Here’s one reason: it offers a nuanced, compelling tale about Africa that doesn’t center on famine, AIDS, violent warlords, child soldiers, genocide or any other heart-tugging tragedy.
Viewers get a vision of Africa through new eyes, re-creating the sweet, quirky tale of Precious Ramotswe — a smart, good-natured woman who turns a small inheritance left her by a departed, doting dad into the only female-owned detective agency in Botswana, in southern Africa. The series premieres with a two-hour movie at 8 p.m Sunday.
Along the way, the premium cable channel thwarts every accepted piece of wisdom about what works on television. Which makes me really want to see this show succeed.

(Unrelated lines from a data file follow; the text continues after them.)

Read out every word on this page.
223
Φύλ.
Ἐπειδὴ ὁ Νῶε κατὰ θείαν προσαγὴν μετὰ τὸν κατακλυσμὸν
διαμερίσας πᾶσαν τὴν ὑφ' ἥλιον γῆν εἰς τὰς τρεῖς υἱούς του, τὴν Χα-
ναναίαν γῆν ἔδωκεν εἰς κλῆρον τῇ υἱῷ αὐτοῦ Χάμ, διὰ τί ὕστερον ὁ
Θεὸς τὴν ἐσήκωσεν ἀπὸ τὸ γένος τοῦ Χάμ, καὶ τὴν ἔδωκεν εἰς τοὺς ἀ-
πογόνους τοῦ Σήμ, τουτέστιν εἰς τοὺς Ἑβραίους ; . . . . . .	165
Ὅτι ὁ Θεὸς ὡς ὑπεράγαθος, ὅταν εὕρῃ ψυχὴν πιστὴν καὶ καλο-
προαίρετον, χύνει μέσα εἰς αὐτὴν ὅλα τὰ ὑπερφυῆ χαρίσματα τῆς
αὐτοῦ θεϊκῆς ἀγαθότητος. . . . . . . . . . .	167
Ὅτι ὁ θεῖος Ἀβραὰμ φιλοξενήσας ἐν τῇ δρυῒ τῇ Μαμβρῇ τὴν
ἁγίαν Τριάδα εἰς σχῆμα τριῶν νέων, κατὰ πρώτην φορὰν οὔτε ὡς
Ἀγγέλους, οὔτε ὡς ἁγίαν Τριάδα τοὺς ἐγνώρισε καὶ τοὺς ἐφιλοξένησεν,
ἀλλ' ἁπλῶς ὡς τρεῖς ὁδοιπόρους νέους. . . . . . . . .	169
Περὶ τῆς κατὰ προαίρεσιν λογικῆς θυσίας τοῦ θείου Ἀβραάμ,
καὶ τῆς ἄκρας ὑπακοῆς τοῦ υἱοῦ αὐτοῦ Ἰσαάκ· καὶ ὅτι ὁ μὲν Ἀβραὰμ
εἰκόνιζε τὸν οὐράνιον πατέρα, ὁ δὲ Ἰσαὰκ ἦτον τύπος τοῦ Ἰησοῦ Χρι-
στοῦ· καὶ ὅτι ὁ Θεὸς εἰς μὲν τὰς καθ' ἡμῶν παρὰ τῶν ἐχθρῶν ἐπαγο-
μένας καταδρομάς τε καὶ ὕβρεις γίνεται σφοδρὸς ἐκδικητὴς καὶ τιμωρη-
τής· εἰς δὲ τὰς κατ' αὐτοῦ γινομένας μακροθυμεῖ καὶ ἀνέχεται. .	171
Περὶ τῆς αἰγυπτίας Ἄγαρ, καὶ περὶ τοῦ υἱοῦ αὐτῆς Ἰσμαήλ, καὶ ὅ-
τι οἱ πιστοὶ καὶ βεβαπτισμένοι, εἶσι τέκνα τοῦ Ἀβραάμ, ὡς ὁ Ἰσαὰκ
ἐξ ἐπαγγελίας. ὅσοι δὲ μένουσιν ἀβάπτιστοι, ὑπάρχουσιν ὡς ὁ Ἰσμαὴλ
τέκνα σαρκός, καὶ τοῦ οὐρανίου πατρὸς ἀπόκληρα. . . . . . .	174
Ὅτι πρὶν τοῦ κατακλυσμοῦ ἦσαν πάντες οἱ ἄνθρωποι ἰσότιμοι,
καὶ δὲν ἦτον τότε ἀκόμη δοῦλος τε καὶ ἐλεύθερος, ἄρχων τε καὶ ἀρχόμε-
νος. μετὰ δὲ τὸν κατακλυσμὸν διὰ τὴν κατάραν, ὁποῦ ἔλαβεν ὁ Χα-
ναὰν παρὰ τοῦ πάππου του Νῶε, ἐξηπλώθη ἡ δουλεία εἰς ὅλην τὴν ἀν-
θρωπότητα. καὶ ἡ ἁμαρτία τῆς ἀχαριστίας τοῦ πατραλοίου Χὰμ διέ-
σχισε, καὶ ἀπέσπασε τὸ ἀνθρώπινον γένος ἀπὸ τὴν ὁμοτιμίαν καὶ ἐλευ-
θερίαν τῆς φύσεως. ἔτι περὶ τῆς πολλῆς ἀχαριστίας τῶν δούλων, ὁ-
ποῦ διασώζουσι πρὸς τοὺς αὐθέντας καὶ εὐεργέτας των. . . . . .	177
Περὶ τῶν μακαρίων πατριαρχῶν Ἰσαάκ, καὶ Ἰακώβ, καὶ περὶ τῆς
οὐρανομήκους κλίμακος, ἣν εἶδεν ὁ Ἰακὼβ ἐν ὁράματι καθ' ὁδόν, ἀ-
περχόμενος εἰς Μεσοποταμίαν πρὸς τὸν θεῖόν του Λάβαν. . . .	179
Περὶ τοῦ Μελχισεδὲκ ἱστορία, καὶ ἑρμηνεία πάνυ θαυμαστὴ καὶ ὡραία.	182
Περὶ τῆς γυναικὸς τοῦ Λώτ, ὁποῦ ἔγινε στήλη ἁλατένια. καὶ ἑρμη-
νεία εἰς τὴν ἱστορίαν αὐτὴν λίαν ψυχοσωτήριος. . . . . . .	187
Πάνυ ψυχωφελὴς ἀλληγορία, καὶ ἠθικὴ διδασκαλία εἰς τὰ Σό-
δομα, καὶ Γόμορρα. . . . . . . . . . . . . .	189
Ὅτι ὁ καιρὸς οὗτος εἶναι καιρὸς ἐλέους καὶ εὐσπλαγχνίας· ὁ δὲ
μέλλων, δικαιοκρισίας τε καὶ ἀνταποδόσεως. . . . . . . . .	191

First great move: casting Grammy-winning R&B singer Jill Scott as Ramotswe, a woman of, shall we say, generous proportions who has little in common with the waifs and malnourished women topping most big time TV shows these days.
Fealty to Alexander McCall Smith’s nine novels ensures there’s no attempt to make the cast more acceptable to American audiences by inserting white characters. And the two-hour movie which starts this 13-episode journey tonight is most affecting when distilling the oddball nature of Ramotswe’s corner of Botswana.
Eager to succeed, Scott’s Ramotswe tests the fidelity of a client’s husband by inadvertently picking him up in a bar; later, a car mechanic smitten with her needs help dealing with a dangerous gangster connected to the disappearance of a little boy.
Through it all, Ramotwe’s own cadre of helpers — eccentric secretary Mma Makutsi, mechanic JLB Matekoni and self-assured hairdresser/neighbor B.K. — act as an African Scooby Gang of sorts, helping Ramotwe find missing dogs, wayward crocodiles and fraudulent dentists in the bustling tangle of everyday life in southern Africa.
The project has quite a pedigree: Oscar-winning director Anthony Minghella (The English Patient) helmed tonight’s two-hour movie and executive-produced the series before his death in March 2008. Another
Oscar-winning director Sydney Pollack also served as executive producer before his death last May. Indie movie moguls Bob and Harvey Weinstein also turn up as producers.
Filmed in Botswana, the series has a size and scope few others can match. And at a time when network TV is getting less diverse by the day, it stars a black woman as the lead in a drama series for the first time since, well, ABC’s ill-fated stab at a blaxploitation series, 1974’s Get Christie Love!
Funded as a co-production with the BBC, where the show first aired last year, the series breaks as many rules as the heroine it describes. Small wonder this crusty TV critic was charmed at first sight.
Bet you will be, too. And you could also reward HBO for backing a show that is everything the industry expects to fail on TV nowadays.